The decision came as an Oireachtas Justice Committee considers if it will hold hearings on the Garda probe into the termination of fines and whether names, of gardaí and motorists linked with quashed points, will be published.
The committee’s chairman said yesterday legal advice would be sought.
However, Tánaiste Eamon Gilmore ruled out calls for an independent probe.
He told the Dáil there were questions around how some points were cancelled, including cases where there was no documentary evidence of fines being terminated.
Insisting that there should be no doubts about the fixed penalty points system, he said there should be “no inside track” for anybody.
Despite Sinn Féin calls for an independent probe, Mr Gilmore said the best place for the Garda report to be examined was in the Oireachtas Justice Committee.
A Garda inquiry into the cancellation of penalty points found there was no corruption or deception by gardaí but said the system needed to be overhauled. Three senior members of the force face disciplinary procedures after the inquiry found they may not have followed guidelines on cancelling points.

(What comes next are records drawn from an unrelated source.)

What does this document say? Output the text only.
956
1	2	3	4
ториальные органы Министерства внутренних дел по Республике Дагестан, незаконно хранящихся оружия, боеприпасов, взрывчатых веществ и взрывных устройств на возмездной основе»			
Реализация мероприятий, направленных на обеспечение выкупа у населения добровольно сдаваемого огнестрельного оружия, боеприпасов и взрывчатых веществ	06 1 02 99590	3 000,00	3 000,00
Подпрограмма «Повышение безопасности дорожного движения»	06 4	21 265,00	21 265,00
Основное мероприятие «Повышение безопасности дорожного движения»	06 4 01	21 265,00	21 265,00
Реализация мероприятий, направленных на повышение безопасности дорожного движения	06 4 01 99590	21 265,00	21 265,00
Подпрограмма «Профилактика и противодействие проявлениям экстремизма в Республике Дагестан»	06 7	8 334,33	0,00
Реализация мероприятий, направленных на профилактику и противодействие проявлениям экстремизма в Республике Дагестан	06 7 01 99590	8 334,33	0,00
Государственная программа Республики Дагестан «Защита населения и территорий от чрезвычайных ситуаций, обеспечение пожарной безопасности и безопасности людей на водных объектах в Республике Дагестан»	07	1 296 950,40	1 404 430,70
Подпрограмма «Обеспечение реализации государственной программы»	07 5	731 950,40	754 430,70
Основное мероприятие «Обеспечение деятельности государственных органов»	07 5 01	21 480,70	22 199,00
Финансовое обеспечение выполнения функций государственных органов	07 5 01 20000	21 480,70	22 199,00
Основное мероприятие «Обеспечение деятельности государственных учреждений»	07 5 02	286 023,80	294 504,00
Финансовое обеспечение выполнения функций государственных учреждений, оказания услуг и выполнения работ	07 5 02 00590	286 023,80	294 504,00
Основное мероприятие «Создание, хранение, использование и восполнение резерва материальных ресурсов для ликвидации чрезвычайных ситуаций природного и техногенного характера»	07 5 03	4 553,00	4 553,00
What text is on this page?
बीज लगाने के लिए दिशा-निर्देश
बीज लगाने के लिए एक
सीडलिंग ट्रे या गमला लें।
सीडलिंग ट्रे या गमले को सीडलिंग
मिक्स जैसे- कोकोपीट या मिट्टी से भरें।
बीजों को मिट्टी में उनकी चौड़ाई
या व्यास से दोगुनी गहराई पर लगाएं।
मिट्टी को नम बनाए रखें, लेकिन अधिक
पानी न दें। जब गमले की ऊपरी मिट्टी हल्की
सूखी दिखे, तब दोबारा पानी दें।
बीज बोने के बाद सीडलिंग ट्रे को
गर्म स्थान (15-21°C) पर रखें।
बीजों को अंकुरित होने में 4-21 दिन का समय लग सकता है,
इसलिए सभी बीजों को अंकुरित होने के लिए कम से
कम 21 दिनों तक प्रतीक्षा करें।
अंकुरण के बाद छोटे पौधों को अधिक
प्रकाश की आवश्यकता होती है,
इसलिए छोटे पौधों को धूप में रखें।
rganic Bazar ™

Between Jan 2009 and June 2012, the inquiry discovered 66,407 offences were quashed out of a total of 1.4 million detected. Among those cleared, 37,384 were done so under the use of Garda “discretionary” powers.
Questions remain over 661 linked to the three gardaí along with several hundred about which whistleblowers raised concerns.
Oireachtas committee chairman David Stanton yesterday said the committee would meet next week and decide on how to proceed. He did not rule out publishing an un-redacted version of the investigation. This could feature names of the 138 gardaí who were involved in cancelling fines as well as thousands of motorists who had their points removed.
Justice Minister Alan Shatter said this week it was an option for the committee. “It is also open to that committee, if it considers it necessary to facilitate its work, to request that I furnish to it, under parliamentary privilege, the appendices in un-redacted form and to consider whether it is necessary to its work that they be published.”
Reflecting on the minister’s remarks, Ms Stanton told the Irish Examiner: “We’re not ruling anything in or out. There may be people in there who have genuine reasons for getting reduced penalty points. I’d be concerned about their names being put into the public domain. What if they were caught [by gardaí] bringing someone in the back of the car to hospital? “We will take legal advice on the report. Members also may have different views.”